Forshage also noted that the main purpose of stocking ShareLunker fingerlings is not to produce trophy fish for anglers to catch. “The reason we stock these fish, and the reason we want to use only pure Florida bass in the selective breeding program, is that we know Florida bass grow bigger and faster than native northern largemouths, and by stocking pure Florida fingerlings from trophy fish, we will have a greater impact on the genetics of the overall largemouth population in the lake,” he said. “In addition, since fingerlings from different parents are mixed before being stocked, these stockings help to promote genetic diversity.”
TFFC also uses some of the ShareLunker offspring to produce broodfish for TPWD’s regular largemouth bass stocking program, which annually stocks millions of fish into Texas public waters. “In this way we are introducing ShareLunker genetics into the general largemouth bass population,” Forshage said.
Recent advances in DNA technology now allow TPWD to determine if a fish entered into the Toyota ShareLunker program is an offspring of a previous ShareLunker. This technology has been available only since 2005, and it takes seven to 10 years for a bass to reach 13 pounds and be eligible for the program. “We are looking forward to the day when we get the DNA test results from a ShareLunker and can say, ‘That is one of our fish,’” Forshage said.
Anyone legally catching a 13-pound or bigger largemouth bass from Texas waters, public or private, between October 1 and April 30 may submit the fish to the Toyota ShareLunker program by calling program manager David Campbell at (903) 681-0550 or paging him at (888) 784-0600 and leaving a phone number including area code.

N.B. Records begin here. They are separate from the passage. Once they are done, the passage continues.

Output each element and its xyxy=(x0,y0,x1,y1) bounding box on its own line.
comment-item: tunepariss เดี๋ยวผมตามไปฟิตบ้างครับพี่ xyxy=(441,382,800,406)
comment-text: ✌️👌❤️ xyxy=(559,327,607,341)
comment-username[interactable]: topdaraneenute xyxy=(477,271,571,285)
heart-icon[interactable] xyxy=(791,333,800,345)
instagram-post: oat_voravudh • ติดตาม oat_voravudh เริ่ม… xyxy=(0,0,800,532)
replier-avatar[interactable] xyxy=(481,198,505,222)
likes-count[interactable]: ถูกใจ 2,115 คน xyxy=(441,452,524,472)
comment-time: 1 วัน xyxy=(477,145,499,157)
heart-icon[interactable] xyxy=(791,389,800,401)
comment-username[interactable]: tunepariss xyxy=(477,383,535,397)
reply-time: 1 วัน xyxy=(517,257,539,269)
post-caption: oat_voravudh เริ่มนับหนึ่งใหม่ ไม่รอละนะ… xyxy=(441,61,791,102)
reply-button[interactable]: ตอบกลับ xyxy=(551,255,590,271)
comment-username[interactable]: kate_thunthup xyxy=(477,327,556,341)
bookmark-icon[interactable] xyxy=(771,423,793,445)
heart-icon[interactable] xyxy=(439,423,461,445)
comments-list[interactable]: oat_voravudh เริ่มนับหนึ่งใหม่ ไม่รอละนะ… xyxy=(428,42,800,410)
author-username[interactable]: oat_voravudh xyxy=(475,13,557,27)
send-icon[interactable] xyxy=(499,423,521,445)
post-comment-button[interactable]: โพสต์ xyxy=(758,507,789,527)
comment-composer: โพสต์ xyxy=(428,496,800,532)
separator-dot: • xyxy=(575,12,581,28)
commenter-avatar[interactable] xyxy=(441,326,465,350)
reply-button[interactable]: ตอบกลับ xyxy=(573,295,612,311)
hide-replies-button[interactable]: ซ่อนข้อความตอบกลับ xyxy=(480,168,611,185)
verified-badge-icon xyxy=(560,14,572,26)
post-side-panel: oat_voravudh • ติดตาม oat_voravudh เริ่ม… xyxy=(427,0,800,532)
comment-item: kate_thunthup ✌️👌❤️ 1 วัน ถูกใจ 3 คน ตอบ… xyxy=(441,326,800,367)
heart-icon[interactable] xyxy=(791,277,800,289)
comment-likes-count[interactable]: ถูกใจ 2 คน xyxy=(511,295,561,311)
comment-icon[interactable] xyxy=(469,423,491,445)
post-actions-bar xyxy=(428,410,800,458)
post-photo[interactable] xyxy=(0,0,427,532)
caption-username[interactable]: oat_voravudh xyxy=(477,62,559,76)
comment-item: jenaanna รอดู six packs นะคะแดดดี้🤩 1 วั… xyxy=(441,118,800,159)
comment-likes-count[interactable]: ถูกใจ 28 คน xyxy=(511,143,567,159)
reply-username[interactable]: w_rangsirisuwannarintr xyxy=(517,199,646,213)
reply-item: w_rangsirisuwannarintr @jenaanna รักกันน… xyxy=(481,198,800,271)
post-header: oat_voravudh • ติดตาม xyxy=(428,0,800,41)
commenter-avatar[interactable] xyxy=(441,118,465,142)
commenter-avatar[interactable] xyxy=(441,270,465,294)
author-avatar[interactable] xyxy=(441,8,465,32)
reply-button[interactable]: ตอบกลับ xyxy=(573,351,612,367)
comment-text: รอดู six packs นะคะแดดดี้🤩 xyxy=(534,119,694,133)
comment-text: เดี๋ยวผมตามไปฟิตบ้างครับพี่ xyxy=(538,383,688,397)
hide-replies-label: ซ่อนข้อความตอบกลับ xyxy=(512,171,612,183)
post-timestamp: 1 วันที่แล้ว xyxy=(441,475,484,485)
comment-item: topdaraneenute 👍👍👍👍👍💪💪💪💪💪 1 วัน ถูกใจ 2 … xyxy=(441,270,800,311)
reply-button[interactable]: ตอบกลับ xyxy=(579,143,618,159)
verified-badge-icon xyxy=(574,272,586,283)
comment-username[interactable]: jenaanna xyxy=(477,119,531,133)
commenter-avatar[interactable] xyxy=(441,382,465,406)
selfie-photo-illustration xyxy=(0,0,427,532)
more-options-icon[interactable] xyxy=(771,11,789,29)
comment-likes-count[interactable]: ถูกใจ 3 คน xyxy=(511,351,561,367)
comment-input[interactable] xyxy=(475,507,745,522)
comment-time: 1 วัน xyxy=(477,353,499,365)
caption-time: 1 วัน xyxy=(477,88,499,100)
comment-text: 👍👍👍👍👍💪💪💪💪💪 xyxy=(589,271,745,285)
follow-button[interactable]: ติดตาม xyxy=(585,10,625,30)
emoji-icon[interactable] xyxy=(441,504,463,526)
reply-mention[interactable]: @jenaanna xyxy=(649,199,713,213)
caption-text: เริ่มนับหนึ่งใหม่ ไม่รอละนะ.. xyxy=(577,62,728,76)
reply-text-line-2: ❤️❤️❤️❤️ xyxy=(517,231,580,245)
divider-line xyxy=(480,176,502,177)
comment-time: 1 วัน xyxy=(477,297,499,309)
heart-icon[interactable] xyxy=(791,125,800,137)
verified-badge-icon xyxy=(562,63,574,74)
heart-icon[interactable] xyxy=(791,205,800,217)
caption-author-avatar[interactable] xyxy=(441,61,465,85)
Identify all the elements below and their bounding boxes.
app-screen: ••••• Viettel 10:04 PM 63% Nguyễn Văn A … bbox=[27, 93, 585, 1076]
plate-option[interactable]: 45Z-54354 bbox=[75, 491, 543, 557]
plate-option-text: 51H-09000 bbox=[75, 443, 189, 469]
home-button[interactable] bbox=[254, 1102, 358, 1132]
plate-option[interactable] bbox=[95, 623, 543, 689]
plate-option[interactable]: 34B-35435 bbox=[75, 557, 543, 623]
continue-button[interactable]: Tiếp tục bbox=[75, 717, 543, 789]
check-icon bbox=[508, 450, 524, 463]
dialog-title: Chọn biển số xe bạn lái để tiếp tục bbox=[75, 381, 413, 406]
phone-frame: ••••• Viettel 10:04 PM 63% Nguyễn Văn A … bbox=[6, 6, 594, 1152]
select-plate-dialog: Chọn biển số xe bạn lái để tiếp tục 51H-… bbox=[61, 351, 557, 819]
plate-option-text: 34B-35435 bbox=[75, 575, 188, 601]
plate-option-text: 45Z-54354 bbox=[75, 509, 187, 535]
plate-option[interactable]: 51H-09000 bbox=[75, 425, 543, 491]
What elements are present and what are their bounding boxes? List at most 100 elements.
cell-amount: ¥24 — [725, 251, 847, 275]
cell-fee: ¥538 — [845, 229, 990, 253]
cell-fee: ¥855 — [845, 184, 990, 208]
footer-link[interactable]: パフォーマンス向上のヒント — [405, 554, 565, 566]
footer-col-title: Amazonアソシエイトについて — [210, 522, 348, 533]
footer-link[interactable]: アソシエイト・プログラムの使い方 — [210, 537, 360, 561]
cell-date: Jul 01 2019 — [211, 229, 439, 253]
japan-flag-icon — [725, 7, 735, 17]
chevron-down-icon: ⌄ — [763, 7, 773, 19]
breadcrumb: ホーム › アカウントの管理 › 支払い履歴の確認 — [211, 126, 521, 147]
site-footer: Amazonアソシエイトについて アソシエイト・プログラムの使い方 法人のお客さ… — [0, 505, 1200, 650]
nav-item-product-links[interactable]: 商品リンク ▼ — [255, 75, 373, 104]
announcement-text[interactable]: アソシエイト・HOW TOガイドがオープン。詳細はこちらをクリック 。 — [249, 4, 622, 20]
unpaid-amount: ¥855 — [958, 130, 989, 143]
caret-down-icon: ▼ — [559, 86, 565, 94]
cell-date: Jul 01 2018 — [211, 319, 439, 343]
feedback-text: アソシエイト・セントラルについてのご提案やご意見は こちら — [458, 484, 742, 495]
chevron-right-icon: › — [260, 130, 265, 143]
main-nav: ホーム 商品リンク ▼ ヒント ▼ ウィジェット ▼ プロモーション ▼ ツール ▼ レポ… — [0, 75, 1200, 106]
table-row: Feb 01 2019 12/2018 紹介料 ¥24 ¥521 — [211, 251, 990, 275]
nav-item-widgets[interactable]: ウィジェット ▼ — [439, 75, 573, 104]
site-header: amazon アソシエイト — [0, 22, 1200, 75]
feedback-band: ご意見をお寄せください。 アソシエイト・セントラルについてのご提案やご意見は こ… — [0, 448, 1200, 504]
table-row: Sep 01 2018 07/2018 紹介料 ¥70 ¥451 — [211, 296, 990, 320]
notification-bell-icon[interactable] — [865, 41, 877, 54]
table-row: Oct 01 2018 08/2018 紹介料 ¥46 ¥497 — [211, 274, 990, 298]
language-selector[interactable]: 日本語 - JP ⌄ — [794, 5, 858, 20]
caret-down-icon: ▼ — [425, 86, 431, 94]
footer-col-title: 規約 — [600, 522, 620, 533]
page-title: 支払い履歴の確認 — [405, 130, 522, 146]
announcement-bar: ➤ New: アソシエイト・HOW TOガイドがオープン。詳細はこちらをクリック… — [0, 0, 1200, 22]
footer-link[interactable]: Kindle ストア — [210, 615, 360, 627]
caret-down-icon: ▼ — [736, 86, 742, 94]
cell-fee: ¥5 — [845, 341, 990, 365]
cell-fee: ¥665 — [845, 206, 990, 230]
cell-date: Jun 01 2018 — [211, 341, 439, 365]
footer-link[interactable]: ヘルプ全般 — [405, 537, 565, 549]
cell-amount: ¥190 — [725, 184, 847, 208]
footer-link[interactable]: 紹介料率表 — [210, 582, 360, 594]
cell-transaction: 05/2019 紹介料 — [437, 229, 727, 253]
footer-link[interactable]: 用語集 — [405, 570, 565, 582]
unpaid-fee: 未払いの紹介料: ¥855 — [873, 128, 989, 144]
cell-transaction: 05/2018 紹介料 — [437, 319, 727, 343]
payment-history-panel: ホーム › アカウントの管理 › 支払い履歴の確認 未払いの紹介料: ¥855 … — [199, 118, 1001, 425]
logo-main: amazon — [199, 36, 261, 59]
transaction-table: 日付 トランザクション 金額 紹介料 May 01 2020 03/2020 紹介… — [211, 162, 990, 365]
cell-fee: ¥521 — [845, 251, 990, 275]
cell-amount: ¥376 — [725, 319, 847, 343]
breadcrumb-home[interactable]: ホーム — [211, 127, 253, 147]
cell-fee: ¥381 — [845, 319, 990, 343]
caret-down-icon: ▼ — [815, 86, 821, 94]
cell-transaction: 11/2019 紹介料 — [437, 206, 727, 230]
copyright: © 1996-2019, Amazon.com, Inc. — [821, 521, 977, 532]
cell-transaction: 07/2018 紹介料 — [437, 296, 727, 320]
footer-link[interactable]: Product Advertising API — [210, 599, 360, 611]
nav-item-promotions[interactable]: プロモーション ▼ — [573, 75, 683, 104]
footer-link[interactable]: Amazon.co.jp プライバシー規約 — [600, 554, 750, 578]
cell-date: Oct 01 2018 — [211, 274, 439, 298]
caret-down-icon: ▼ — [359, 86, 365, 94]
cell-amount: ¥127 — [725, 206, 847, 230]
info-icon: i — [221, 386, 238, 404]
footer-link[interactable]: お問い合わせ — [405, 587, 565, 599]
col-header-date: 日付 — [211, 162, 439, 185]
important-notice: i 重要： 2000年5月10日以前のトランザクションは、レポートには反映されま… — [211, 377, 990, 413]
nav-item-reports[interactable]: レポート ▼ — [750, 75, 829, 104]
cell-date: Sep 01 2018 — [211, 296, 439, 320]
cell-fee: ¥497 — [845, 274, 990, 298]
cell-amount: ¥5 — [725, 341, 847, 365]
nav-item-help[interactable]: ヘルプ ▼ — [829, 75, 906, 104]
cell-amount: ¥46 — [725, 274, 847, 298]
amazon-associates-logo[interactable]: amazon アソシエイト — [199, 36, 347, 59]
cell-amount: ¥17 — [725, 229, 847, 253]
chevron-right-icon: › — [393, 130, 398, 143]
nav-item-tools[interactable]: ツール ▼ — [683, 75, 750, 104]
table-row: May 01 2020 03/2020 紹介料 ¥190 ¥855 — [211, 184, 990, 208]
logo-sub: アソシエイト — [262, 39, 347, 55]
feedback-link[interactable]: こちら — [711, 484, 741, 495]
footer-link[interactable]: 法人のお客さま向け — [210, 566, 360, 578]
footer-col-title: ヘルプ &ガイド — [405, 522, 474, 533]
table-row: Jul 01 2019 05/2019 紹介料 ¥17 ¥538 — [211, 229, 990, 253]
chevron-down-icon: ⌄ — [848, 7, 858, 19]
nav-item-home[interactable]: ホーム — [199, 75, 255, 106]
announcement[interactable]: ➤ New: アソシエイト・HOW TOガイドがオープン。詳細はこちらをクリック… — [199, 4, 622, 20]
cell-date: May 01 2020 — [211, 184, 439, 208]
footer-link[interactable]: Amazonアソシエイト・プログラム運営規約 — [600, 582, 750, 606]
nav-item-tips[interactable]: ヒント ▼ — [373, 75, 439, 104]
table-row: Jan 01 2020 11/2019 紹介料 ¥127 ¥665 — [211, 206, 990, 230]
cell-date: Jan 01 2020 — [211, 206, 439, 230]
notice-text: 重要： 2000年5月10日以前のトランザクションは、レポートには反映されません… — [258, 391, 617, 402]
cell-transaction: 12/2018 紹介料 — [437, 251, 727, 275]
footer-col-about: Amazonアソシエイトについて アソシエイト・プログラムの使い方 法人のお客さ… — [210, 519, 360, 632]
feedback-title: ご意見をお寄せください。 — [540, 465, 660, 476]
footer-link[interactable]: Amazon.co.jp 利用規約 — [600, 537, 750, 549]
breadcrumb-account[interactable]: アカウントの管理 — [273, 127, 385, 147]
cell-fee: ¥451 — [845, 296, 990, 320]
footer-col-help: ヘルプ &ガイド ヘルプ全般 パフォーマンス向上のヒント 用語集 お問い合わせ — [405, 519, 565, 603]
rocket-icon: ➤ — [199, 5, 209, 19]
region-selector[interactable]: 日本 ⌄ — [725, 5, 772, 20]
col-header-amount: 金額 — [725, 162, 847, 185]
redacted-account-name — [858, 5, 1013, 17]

Fish will be picked up by TPWD personnel within 12 hours.
Anglers entering fish into the Toyota ShareLunker program receive a free replica of their fish, a certificate and ShareLunker clothing and are recognized at a banquet at the Texas Freshwater Fisheries Center in Athens.
The person who catches the season’s largest entry will be named Angler of the Year and will receive a prize package from G. Loomis valued at $818. If a Texas angler catches the largest entry of the season, that person also receives a lifetime fishing license valued at $1,000.
For complete information and rules of the ShareLunker program, tips on caring for big bass, a list of official Toyota ShareLunker weigh and holding stations and a recap of last year’s season, see http://www.tpwd.state.tx.us/sharelunker. The site also includes a searchable database of all fish entered into the program along with pictures where available.
Information on current catches, including short videos of interviews with anglers when available, is posted on www.facebook.com/sharelunkerprogram.
The Toyota ShareLunker Program is made possible by a grant to the Texas Parks & Wildlife Foundation from Gulf States Toyota. Toyota is a long-time supporter of the Foundation and Texas Parks and Wildlife Department, providing major funding for a wide variety of education, fish, parks and wildlife projects.
EDITORS NOTE: No picture of Sharelunker 527 is available at this time.